June 28, 2003

Corporations. Coffee. Companies.

Enough of the current Orwell's-hundredth-birthday Royal Society of Chemistry brouhaha to get a Loughborough lecturer to tell us that the milk should go in first. Enough of tea, and of the people who spoil it with milk.

I prefer tea and filter coffee black. I don't like raw milk; it just goes rancid while I'm not looking. I'm not going to buy milk. (When I have cereal, I put apple juice on it, although that tends to turn to bad cider while I'm not looking.)

For some time, I've been on the quest for the ideal cappucino. This is itself made more difficult by disliking milk.
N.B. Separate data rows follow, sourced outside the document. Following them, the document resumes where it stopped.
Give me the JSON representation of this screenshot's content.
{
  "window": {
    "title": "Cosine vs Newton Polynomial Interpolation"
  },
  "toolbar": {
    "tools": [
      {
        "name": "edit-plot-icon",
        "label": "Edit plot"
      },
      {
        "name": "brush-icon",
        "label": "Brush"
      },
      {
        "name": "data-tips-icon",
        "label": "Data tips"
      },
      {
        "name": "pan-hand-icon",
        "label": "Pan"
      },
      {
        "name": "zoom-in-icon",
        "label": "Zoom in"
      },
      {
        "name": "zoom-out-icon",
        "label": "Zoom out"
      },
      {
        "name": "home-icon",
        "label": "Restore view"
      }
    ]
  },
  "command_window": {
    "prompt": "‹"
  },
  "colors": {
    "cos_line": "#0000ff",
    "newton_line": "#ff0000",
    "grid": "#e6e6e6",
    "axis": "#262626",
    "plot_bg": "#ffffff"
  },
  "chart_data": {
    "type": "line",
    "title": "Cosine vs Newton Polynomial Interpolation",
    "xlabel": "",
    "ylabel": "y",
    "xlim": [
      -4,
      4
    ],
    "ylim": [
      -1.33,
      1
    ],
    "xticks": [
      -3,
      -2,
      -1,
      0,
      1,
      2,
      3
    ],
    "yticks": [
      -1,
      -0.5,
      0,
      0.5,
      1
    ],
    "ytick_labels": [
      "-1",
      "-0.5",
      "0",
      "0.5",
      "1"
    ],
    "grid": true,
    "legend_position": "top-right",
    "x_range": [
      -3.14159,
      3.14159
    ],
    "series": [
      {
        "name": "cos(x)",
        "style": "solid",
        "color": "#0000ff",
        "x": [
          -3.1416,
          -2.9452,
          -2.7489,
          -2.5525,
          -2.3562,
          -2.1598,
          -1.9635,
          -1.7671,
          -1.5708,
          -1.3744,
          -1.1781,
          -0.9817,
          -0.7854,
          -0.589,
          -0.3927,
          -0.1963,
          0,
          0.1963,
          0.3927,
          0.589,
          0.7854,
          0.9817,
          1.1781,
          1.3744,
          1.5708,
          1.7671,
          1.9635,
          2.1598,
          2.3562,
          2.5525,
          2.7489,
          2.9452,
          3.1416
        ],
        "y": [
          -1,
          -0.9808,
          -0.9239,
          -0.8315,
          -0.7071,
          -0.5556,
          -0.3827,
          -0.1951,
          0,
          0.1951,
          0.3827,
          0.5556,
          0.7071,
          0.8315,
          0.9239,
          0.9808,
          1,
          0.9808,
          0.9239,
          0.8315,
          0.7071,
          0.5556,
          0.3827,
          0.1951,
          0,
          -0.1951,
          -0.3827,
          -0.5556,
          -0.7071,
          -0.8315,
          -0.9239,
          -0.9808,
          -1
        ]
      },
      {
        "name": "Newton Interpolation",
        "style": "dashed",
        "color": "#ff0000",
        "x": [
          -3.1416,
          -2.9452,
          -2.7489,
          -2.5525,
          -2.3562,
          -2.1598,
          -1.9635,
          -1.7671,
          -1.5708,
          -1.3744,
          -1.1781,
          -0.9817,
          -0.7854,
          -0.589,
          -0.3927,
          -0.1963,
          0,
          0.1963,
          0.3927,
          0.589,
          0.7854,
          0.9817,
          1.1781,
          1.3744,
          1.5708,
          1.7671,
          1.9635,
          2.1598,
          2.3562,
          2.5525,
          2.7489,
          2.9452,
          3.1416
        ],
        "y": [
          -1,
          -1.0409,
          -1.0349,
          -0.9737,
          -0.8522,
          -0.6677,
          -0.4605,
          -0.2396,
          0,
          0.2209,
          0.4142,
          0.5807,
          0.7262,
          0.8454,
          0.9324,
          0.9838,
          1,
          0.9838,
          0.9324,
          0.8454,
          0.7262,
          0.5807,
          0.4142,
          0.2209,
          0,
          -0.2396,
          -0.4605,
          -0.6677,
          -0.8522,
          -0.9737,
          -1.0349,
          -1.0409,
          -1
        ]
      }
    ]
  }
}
So, enter the instant cappucino mix, which is basically powdered instant coffee, milk powder (remember the introduction of Coffee-Mate in the 1970s?), and foaming agents. Available sweetened and unsweetened (but the sugary versions foam better). I have tried:

Douwe Egberts Instant Cappucino.
One big bag of powder that's hard to divide up and meter, although it's fine when done right.
Nestlé's Instant Cappucino.
Individual 12.5g sachets that are just too small to make a decent-size cup. Chocolate powder sealed in its own plastic shaker; the sweetened comes with Plain Chocolate topping, but the unsweetened has Swiss Chocolate topping, presumably to make up for its poor (if improved) foaming and general resemblance to instant coffee plus Coffee-Mate. And those ingredients lists... two stabilisers? Salt?
Maxwell House unsweetened.
Individual 14g sachets that make a large cappucino in my favourite metal mug, but the included packet of Terry's Chocolate Flavour Powder is quite awful, and rarely used.

The combination of Maxwell House unsweetened with Nestlé's Swiss Chocolate topping is the best combination I've yet found, and certainly the easiest to mix and foam when you're in a hurry. Pouring the hot water onto the back of a spoon works particularly well.

But if I take my instant cappucino sans sugar, and, once the decent chocolate has run out, sans chocolate, can I really still call it a cappucino? No. And it's a moot point, really. The ideal cappucino is really the cappucino taken in ideal company.

Posted by Lloyd Wood at June 28, 2003 01:12 AM
Comments

And then there's residue once the cup is emptied. The Maxwell House is the clean winner here. Once again, I have to wonder what the Nescafé contains.